Eduardo Telles was born in 1976 in the city of Sao Paulo, Brazil. Telles entered the martial arts world through Karate as a teenager, Jiu-Jitsu already existed in Sao Paulo at the time, but the academies were scarce and the first contact Telles had with Jiu-Jitsu was when he spent time in Rio de Janeiro, at his father’s home town. The Telles family held a house in Rio around the famous surfing and BJJ spot of Bairro da Tijuca where Eduardo would hear about Jiu-Jitsu for the first time.

After the first UFC’s started, the Royce Gracie name became famous (he won the first 2 championship events) and Jiu Jitsu boomed in Sao Paulo. Riding on the Jiu-Jitsu wave, the Karate gym where Eduardo Telles trained opened a class for Jiu-Jitsu. That was when Telles met his first instructor, Fernando Yamasaki (brother of UFC referee: Mario Yamasaki), with whom he stayed until he received his blue belt. Around the time when he was graded blue belt he moved to San Diego in California and had to stop training. He was in the US to learn English and there he met Carlos Valente, an ‘old school’ Jiu-Jitsu black belt who’s family had a long history with the Gracie family. Telles took the oportunity of training with such a prestigious black belt and trained with Valente for the duration of his term in the US.

Telles received his purple belt from Mr Valente and then moved back to Sao Paulo. This time he picked up his training at the new Fabio Gurgel gym. At Gurgel’s academy he met Fernando “Terere” with whom he became very good friends, as well as Demian Maia and other Jiu-Jitsu personalities who were all training under Mr Gurgel guidance. At the Alliance Head Quarters, Telles’ technique grew heaps and bounds and the close contact with Terere (who was already rapidly turning into a legend of the sport) was one of the reasons for this surge. The Alliance gym also served as a laboratory for Eduardo Telles’s experiments with Jiu-Jitsu techniques that he would develop to adapt to his “scrappy” grappling style.

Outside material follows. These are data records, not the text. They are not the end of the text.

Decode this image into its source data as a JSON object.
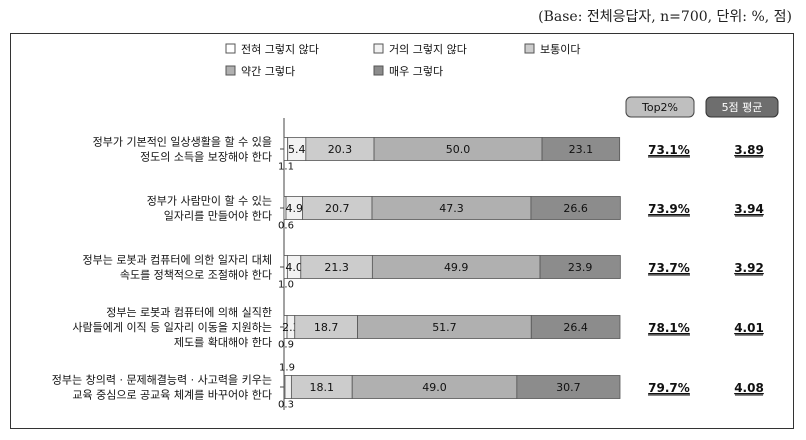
{
  "base_note": "(Base: 전체응답자, n=700, 단위: %, 점)",
  "legend": [
    "전혀 그렇지 않다",
    "거의 그렇지 않다",
    "보통이다",
    "약간 그렇다",
    "매우 그렇다"
  ],
  "summary_headers": {
    "top2": "Top2%",
    "avg": "5점 평균"
  },
  "colors": {
    "seg1": "#ffffff",
    "seg2": "#f2f2f2",
    "seg3": "#cccccc",
    "seg4": "#b0b0b0",
    "seg5": "#8c8c8c",
    "header_top2": "#bfbfbf",
    "header_avg": "#6e6e6e"
  },
  "chart_data": {
    "type": "bar",
    "orientation": "horizontal",
    "stacked": true,
    "xlim": [
      0,
      100
    ],
    "unit": "%",
    "categories": [
      [
        "정부가 기본적인 일상생활을 할 수 있을",
        "정도의 소득을 보장해야 한다"
      ],
      [
        "정부가 사람만이 할 수 있는",
        "일자리를 만들어야 한다"
      ],
      [
        "정부는 로봇과 컴퓨터에 의한 일자리 대체",
        "속도를 정책적으로 조절해야 한다"
      ],
      [
        "정부는 로봇과 컴퓨터에 의해 실직한",
        "사람들에게 이직 등 일자리 이동을 지원하는",
        "제도를 확대해야 한다"
      ],
      [
        "정부는 창의력 · 문제해결능력 · 사고력을 키우는",
        "교육 중심으로 공교육 체계를 바꾸어야 한다"
      ]
    ],
    "series": [
      {
        "name": "전혀 그렇지 않다",
        "values": [
          1.1,
          0.6,
          1.0,
          0.9,
          0.3
        ]
      },
      {
        "name": "거의 그렇지 않다",
        "values": [
          5.4,
          4.9,
          4.0,
          2.3,
          1.9
        ]
      },
      {
        "name": "보통이다",
        "values": [
          20.3,
          20.7,
          21.3,
          18.7,
          18.1
        ]
      },
      {
        "name": "약간 그렇다",
        "values": [
          50.0,
          47.3,
          49.9,
          51.7,
          49.0
        ]
      },
      {
        "name": "매우 그렇다",
        "values": [
          23.1,
          26.6,
          23.9,
          26.4,
          30.7
        ]
      }
    ],
    "value_labels": [
      [
        "1.1",
        "5.4",
        "20.3",
        "50.0",
        "23.1"
      ],
      [
        "0.6",
        "4.9",
        "20.7",
        "47.3",
        "26.6"
      ],
      [
        "1.0",
        "4.0",
        "21.3",
        "49.9",
        "23.9"
      ],
      [
        "0.9",
        "2.3",
        "18.7",
        "51.7",
        "26.4"
      ],
      [
        "0.3",
        "1.9",
        "18.1",
        "49.0",
        "30.7"
      ]
    ],
    "top2": [
      "73.1%",
      "73.9%",
      "73.7%",
      "78.1%",
      "79.7%"
    ],
    "avg": [
      "3.89",
      "3.94",
      "3.92",
      "4.01",
      "4.08"
    ]
  }
}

He went on to get a Silver Medal in 1999 at the Mundial (World Championship) as a purple belt and a Bronze Medal the following year as a brown belt, and so it came as no surprise when he received his Black Belt the following year. By then Eduardo Telles’s style of fighting started standing out, and many in the BJJ community started branding it “Esquijitsu”, which means something along the lines of “Weird Jiu-Jitsu”. This was due to the awkward positions in which Telles would put himself.

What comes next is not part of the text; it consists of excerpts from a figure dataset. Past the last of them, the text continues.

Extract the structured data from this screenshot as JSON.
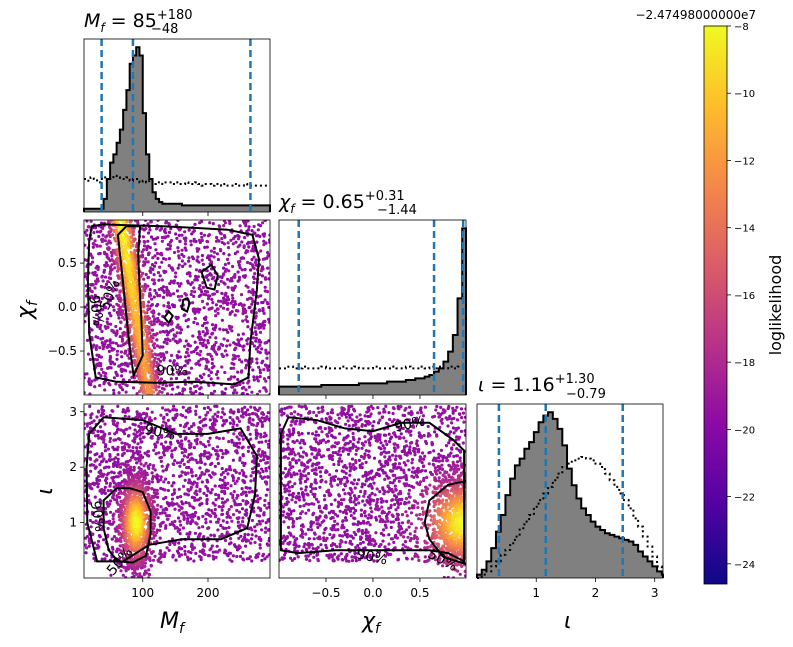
{
  "chart_data": {
    "type": "corner",
    "parameters": [
      {
        "key": "mf",
        "label": "M",
        "sub": "f"
      },
      {
        "key": "chi",
        "label": "χ",
        "sub": "f"
      },
      {
        "key": "iota",
        "label": "ι",
        "sub": ""
      }
    ],
    "titles": {
      "mf": {
        "prefix": "M",
        "sub": "f",
        "eq": " = 85",
        "plus": "+180",
        "minus": "−48"
      },
      "chi": {
        "prefix": "χ",
        "sub": "f",
        "eq": " = 0.65",
        "plus": "+0.31",
        "minus": "−1.44"
      },
      "iota": {
        "prefix": "ι",
        "sub": "",
        "eq": " = 1.16",
        "plus": "+1.30",
        "minus": "−0.79"
      }
    },
    "ranges": {
      "mf": [
        10,
        295
      ],
      "chi": [
        -1.0,
        0.99
      ],
      "iota": [
        0.0,
        3.14
      ]
    },
    "ticks": {
      "mf": [
        {
          "v": 100,
          "label": "100"
        },
        {
          "v": 200,
          "label": "200"
        }
      ],
      "chi": [
        {
          "v": -0.5,
          "label": "−0.5"
        },
        {
          "v": 0.0,
          "label": "0.0"
        },
        {
          "v": 0.5,
          "label": "0.5"
        }
      ],
      "iota": [
        {
          "v": 1,
          "label": "1"
        },
        {
          "v": 2,
          "label": "2"
        },
        {
          "v": 3,
          "label": "3"
        }
      ]
    },
    "quantiles": {
      "mf": [
        37,
        85,
        265
      ],
      "chi": [
        -0.79,
        0.65,
        0.96
      ],
      "iota": [
        0.37,
        1.16,
        2.46
      ]
    },
    "histograms": {
      "mf": {
        "bins_from": 10,
        "bin_width": 5,
        "posterior": [
          0.02,
          0.02,
          0.02,
          0.02,
          0.02,
          0.02,
          0.08,
          0.2,
          0.3,
          0.35,
          0.42,
          0.5,
          0.62,
          0.74,
          0.9,
          0.95,
          1.0,
          0.95,
          0.6,
          0.35,
          0.2,
          0.12,
          0.08,
          0.06,
          0.05,
          0.05,
          0.05,
          0.05,
          0.05,
          0.05,
          0.04,
          0.04,
          0.04,
          0.04,
          0.04,
          0.04,
          0.04,
          0.04,
          0.04,
          0.04,
          0.04,
          0.04,
          0.04,
          0.04,
          0.04,
          0.04,
          0.04,
          0.04,
          0.04,
          0.04,
          0.04,
          0.04,
          0.04,
          0.04,
          0.04,
          0.04,
          0.04
        ],
        "prior": [
          0.2,
          0.19,
          0.21,
          0.2,
          0.18,
          0.2,
          0.21,
          0.19,
          0.2,
          0.22,
          0.21,
          0.2,
          0.2,
          0.21,
          0.19,
          0.2,
          0.2,
          0.18,
          0.19,
          0.18,
          0.19,
          0.17,
          0.18,
          0.18,
          0.17,
          0.18,
          0.18,
          0.17,
          0.18,
          0.17,
          0.17,
          0.18,
          0.17,
          0.17,
          0.18,
          0.17,
          0.16,
          0.17,
          0.17,
          0.16,
          0.17,
          0.17,
          0.16,
          0.17,
          0.16,
          0.16,
          0.17,
          0.16,
          0.16,
          0.17,
          0.16,
          0.16,
          0.16,
          0.16,
          0.16,
          0.16,
          0.16
        ]
      },
      "chi": {
        "bins_from": -1.0,
        "bin_width": 0.05,
        "posterior": [
          0.05,
          0.05,
          0.05,
          0.05,
          0.05,
          0.05,
          0.05,
          0.05,
          0.05,
          0.06,
          0.06,
          0.06,
          0.06,
          0.06,
          0.06,
          0.06,
          0.06,
          0.07,
          0.07,
          0.07,
          0.07,
          0.07,
          0.07,
          0.08,
          0.08,
          0.08,
          0.08,
          0.09,
          0.09,
          0.1,
          0.1,
          0.11,
          0.12,
          0.14,
          0.16,
          0.2,
          0.26,
          0.36,
          0.58,
          1.0
        ],
        "prior": [
          0.16,
          0.16,
          0.17,
          0.16,
          0.16,
          0.17,
          0.16,
          0.16,
          0.16,
          0.17,
          0.16,
          0.16,
          0.16,
          0.17,
          0.16,
          0.16,
          0.17,
          0.16,
          0.16,
          0.16,
          0.17,
          0.16,
          0.16,
          0.16,
          0.17,
          0.16,
          0.16,
          0.17,
          0.16,
          0.16,
          0.17,
          0.16,
          0.17,
          0.16,
          0.17,
          0.16,
          0.17,
          0.16,
          0.17,
          0.17
        ]
      },
      "iota": {
        "bins_from": 0.0,
        "bin_width": 0.08,
        "posterior": [
          0.02,
          0.05,
          0.1,
          0.18,
          0.28,
          0.38,
          0.5,
          0.6,
          0.68,
          0.72,
          0.78,
          0.82,
          0.88,
          0.94,
          0.98,
          1.0,
          0.96,
          0.9,
          0.8,
          0.66,
          0.56,
          0.48,
          0.42,
          0.38,
          0.34,
          0.31,
          0.29,
          0.27,
          0.26,
          0.25,
          0.24,
          0.23,
          0.22,
          0.2,
          0.16,
          0.13,
          0.1,
          0.07,
          0.04,
          0.02
        ],
        "prior": [
          0.0,
          0.02,
          0.04,
          0.07,
          0.1,
          0.14,
          0.17,
          0.21,
          0.25,
          0.3,
          0.34,
          0.38,
          0.43,
          0.47,
          0.51,
          0.55,
          0.59,
          0.63,
          0.67,
          0.69,
          0.71,
          0.72,
          0.73,
          0.72,
          0.71,
          0.69,
          0.67,
          0.63,
          0.59,
          0.55,
          0.51,
          0.47,
          0.42,
          0.36,
          0.31,
          0.25,
          0.19,
          0.13,
          0.07,
          0.02
        ]
      }
    },
    "contour_labels": {
      "p50": "50%",
      "p90": "90%"
    },
    "contours": {
      "mf_chi": {
        "p90": [
          [
            22,
            0.92
          ],
          [
            40,
            0.94
          ],
          [
            80,
            0.93
          ],
          [
            130,
            0.92
          ],
          [
            180,
            0.9
          ],
          [
            230,
            0.88
          ],
          [
            268,
            0.82
          ],
          [
            278,
            0.55
          ],
          [
            275,
            0.2
          ],
          [
            265,
            -0.4
          ],
          [
            262,
            -0.8
          ],
          [
            240,
            -0.88
          ],
          [
            180,
            -0.85
          ],
          [
            120,
            -0.86
          ],
          [
            60,
            -0.85
          ],
          [
            28,
            -0.8
          ],
          [
            18,
            -0.3
          ],
          [
            16,
            0.3
          ],
          [
            18,
            0.75
          ]
        ],
        "p50": [
          [
            62,
            0.82
          ],
          [
            68,
            0.4
          ],
          [
            75,
            -0.1
          ],
          [
            80,
            -0.45
          ],
          [
            86,
            -0.78
          ],
          [
            100,
            -0.55
          ],
          [
            98,
            -0.15
          ],
          [
            95,
            0.25
          ],
          [
            93,
            0.6
          ],
          [
            96,
            0.92
          ],
          [
            75,
            0.92
          ]
        ],
        "island1": [
          [
            190,
            0.4
          ],
          [
            205,
            0.48
          ],
          [
            215,
            0.36
          ],
          [
            210,
            0.2
          ],
          [
            198,
            0.22
          ]
        ],
        "island2": [
          [
            168,
            0.1
          ],
          [
            172,
            0.05
          ],
          [
            168,
            -0.05
          ],
          [
            160,
            -0.02
          ],
          [
            162,
            0.08
          ]
        ],
        "island3": [
          [
            140,
            -0.05
          ],
          [
            146,
            -0.1
          ],
          [
            140,
            -0.18
          ],
          [
            133,
            -0.12
          ]
        ]
      },
      "mf_iota": {
        "p90": [
          [
            18,
            2.6
          ],
          [
            40,
            2.9
          ],
          [
            100,
            2.85
          ],
          [
            150,
            2.6
          ],
          [
            200,
            2.6
          ],
          [
            250,
            2.7
          ],
          [
            275,
            2.2
          ],
          [
            272,
            1.5
          ],
          [
            260,
            0.9
          ],
          [
            220,
            0.7
          ],
          [
            160,
            0.7
          ],
          [
            110,
            0.6
          ],
          [
            70,
            0.3
          ],
          [
            30,
            0.3
          ],
          [
            15,
            1.0
          ],
          [
            14,
            2.0
          ]
        ],
        "p50": [
          [
            40,
            1.4
          ],
          [
            60,
            1.62
          ],
          [
            80,
            1.62
          ],
          [
            100,
            1.55
          ],
          [
            112,
            1.2
          ],
          [
            112,
            0.8
          ],
          [
            105,
            0.4
          ],
          [
            85,
            0.28
          ],
          [
            62,
            0.3
          ],
          [
            48,
            0.5
          ],
          [
            40,
            0.9
          ]
        ]
      },
      "chi_iota": {
        "p90": [
          [
            -0.98,
            2.6
          ],
          [
            -0.9,
            2.9
          ],
          [
            -0.6,
            2.85
          ],
          [
            -0.3,
            2.7
          ],
          [
            0.0,
            2.65
          ],
          [
            0.3,
            2.8
          ],
          [
            0.6,
            2.8
          ],
          [
            0.85,
            2.5
          ],
          [
            0.97,
            2.3
          ],
          [
            0.97,
            0.3
          ],
          [
            0.8,
            0.45
          ],
          [
            0.6,
            0.5
          ],
          [
            0.3,
            0.5
          ],
          [
            0.0,
            0.5
          ],
          [
            -0.4,
            0.5
          ],
          [
            -0.8,
            0.45
          ],
          [
            -0.98,
            0.5
          ]
        ],
        "p50": [
          [
            0.99,
            1.75
          ],
          [
            0.8,
            1.68
          ],
          [
            0.6,
            1.4
          ],
          [
            0.55,
            1.0
          ],
          [
            0.6,
            0.7
          ],
          [
            0.75,
            0.38
          ],
          [
            0.99,
            0.25
          ]
        ]
      }
    },
    "colorbar": {
      "label": "loglikelihood",
      "offset": "−2.47498000000e7",
      "ticks": [
        {
          "v": -8,
          "label": "−8"
        },
        {
          "v": -10,
          "label": "−10"
        },
        {
          "v": -12,
          "label": "−12"
        },
        {
          "v": -14,
          "label": "−14"
        },
        {
          "v": -16,
          "label": "−16"
        },
        {
          "v": -18,
          "label": "−18"
        },
        {
          "v": -20,
          "label": "−20"
        },
        {
          "v": -22,
          "label": "−22"
        },
        {
          "v": -24,
          "label": "−24"
        }
      ],
      "range": [
        -24.6,
        -8
      ],
      "colormap": "plasma",
      "colors": [
        "#0d0887",
        "#5302a3",
        "#8b0aa5",
        "#b83289",
        "#db5c68",
        "#f48849",
        "#febd2a",
        "#f0f921"
      ]
    },
    "colors": {
      "hist_fill": "#808080",
      "quantile_line": "#1f77b4",
      "contour": "#000000"
    }
  }
}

In 2002 the Alliance Team split and Eduardo Telles followed the path of the dissidents helping to open the Master Team and later the TT Team with his friend Fernando Terere. TT was successful from the get-go with some students showing that the team had tremendous potential, unfortunately by the end of 2004 Fernando Augusto entered his personal struggle with drug dependence and depression, and so the team was terminated. Telles decided to open another academy, this time presided by himself which he called Nine Nine, the meaning behind that name was that 99 is a reference in proximity to the number 100 which means perfection, the goal of Telles.

After setting up his academy Telles started his Mixed Martial Arts career (MMA) a quick submission of Rubens Xavier earned him another call to the rings, this time against the experienced and heavy favorite, Gracie Barra’s Rafael “Sapo”. Telles won again in the first round by massive head kick. His first defeat would come from the hands of another fellow Jiu-Jitsu practitioner, the experienced Landro Silva “Batata” from Nova Uniao, this defeat made Telles understand the necessity of joining a professional MMA team, and so he joined the famous X-Gym in Rio de Janeiro, headquarters to the Black House MMA team were some of the best UFC fighters train, people like Anderson Silva, Machida the Nogueira Brothers and many others.